Grace Collier on the extent of union corruption
Friday, 25 October 2013
Here's some of Grace Collier's column in today's Australian Financial Review newspaper.
More focus needed on how union corruption operates
Recent investigations into corrupt union officials have revealed members’ money spent on flash houses, prostitutes and partying. A Royal Commission that dug out more examples of such behaviour might prompt a thrill of rage but it would not help solve the structural flaws that cause systemic corruption in industrial relations. It’s interesting to learn how union money is spent, but it would be more useful to discover how unions get those funds in the first place.
Back in 1975, 2000 officials were employed by unions with 3 million members whose membership dues provided a tax-free income stream.
Now 4000 officials are employed, while union membership is down to 1.8 million. So twice as many union officials now live off less than two-thirds of the membership revenue. Where is the extra money coming from? This is the important question.
An inquiry into union corruption would only be useful if it examined the myriad ways union officials ask for money, why employers agree to these requests and where all of the money is kept.
However, given unions and employers collude in this behaviour, they are hardly going to come forward to confess, so I don’t know how the conduct or the secret bank accounts will be discovered.
Individual union officials acting in isolation take money off people in business. Sometimes those officials sell out workers’ rights in the process. Examples I have seen include an official who gets a monthly “consultancy fee” from a business for the “right” to pay migrant workers below the award wage.

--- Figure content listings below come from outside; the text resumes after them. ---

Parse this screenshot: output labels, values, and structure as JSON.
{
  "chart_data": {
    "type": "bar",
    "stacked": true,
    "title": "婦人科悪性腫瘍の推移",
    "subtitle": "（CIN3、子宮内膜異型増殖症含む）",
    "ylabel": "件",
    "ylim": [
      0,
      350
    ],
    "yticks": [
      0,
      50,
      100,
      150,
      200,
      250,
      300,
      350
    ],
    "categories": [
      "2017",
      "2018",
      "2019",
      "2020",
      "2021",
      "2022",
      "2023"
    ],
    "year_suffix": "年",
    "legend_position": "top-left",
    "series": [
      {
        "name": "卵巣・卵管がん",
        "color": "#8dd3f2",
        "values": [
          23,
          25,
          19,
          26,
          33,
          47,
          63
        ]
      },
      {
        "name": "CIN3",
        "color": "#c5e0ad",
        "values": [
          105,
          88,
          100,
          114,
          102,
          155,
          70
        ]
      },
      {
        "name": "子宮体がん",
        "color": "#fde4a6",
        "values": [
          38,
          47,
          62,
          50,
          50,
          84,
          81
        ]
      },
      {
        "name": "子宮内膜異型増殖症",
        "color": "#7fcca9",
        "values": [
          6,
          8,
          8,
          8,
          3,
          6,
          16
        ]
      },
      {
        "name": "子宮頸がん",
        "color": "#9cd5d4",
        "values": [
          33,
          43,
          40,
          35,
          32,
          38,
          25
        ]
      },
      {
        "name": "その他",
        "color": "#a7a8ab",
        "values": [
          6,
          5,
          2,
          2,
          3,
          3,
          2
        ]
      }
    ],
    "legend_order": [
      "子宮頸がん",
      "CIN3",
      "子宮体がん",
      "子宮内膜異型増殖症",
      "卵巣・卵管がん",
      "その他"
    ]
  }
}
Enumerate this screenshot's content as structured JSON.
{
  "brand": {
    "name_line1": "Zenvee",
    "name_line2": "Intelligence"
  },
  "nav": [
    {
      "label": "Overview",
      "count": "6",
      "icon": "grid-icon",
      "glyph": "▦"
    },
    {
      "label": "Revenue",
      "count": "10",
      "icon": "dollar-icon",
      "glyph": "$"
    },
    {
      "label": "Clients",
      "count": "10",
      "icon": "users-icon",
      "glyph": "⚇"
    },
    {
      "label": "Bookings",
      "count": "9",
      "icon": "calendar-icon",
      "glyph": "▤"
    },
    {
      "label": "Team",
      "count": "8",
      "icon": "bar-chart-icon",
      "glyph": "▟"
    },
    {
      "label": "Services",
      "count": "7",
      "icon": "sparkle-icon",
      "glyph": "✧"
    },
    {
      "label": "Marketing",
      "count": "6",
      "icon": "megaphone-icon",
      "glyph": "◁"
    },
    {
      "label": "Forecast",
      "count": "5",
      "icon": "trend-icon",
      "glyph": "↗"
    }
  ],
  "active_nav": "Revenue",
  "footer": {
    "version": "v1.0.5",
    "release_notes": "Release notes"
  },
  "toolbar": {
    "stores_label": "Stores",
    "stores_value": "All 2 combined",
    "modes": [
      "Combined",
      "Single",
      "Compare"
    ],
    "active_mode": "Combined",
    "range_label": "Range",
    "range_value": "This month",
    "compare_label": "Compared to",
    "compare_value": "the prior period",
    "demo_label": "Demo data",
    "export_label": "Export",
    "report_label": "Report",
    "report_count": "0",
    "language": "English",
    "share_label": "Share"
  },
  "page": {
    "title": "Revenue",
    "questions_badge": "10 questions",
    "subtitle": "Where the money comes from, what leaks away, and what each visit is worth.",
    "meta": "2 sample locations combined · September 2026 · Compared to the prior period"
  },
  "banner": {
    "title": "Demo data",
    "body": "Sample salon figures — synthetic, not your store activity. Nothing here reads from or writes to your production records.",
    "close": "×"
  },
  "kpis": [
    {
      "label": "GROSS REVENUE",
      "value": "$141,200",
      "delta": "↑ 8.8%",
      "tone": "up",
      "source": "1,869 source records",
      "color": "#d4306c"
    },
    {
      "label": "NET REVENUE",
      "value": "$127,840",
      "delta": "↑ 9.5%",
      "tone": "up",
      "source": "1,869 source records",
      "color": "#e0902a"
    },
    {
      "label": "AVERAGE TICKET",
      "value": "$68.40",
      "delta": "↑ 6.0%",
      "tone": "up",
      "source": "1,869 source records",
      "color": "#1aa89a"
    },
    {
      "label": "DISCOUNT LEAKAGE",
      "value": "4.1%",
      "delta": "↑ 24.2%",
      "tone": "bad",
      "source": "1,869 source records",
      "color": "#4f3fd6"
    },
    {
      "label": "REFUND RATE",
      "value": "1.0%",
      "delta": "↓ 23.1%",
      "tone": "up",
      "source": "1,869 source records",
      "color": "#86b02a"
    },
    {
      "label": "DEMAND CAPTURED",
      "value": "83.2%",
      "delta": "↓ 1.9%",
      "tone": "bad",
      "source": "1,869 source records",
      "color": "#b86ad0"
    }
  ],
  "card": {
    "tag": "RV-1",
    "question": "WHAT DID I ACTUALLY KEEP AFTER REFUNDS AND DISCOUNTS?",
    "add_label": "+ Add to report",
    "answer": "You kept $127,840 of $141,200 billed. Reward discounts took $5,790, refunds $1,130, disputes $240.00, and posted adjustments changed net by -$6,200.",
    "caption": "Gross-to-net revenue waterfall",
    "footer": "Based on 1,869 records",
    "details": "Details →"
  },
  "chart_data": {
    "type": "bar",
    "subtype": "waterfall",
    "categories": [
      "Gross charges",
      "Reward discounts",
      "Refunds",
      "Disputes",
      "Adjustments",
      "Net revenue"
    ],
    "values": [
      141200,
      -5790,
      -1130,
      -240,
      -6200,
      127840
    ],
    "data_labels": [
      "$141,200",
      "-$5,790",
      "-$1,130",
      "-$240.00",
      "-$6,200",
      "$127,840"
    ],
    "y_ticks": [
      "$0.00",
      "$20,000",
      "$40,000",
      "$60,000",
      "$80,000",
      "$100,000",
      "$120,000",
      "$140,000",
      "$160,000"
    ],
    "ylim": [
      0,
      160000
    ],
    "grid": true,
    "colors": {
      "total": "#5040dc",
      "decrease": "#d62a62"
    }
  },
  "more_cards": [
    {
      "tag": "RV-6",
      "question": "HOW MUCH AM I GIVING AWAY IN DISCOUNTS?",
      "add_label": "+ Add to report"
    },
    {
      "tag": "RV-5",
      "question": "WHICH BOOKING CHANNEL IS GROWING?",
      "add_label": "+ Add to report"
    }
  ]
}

I know of another case where an annual lump sum is paid in cash to an official of a less militant union for “agreement coverage” of workers, denying the workers the legal right to join a more militant union of their preference. Money raised in these ways would not go back to the union and nor would the union know about it.
RORTS AT HIGHER LEVELS
At the branch level, union leaders seek money from bosses in other ways. A company may be asked to write a cheque to a union “charity” to guarantee a trouble-free construction site. Big companies regularly “donate” significant amounts of money to various union entities, such as “training companies” in return for a “good relationship”. A builder may “donate” an apartment to a union in return for cheaper labour, or they may pay one union in order to keep another union out.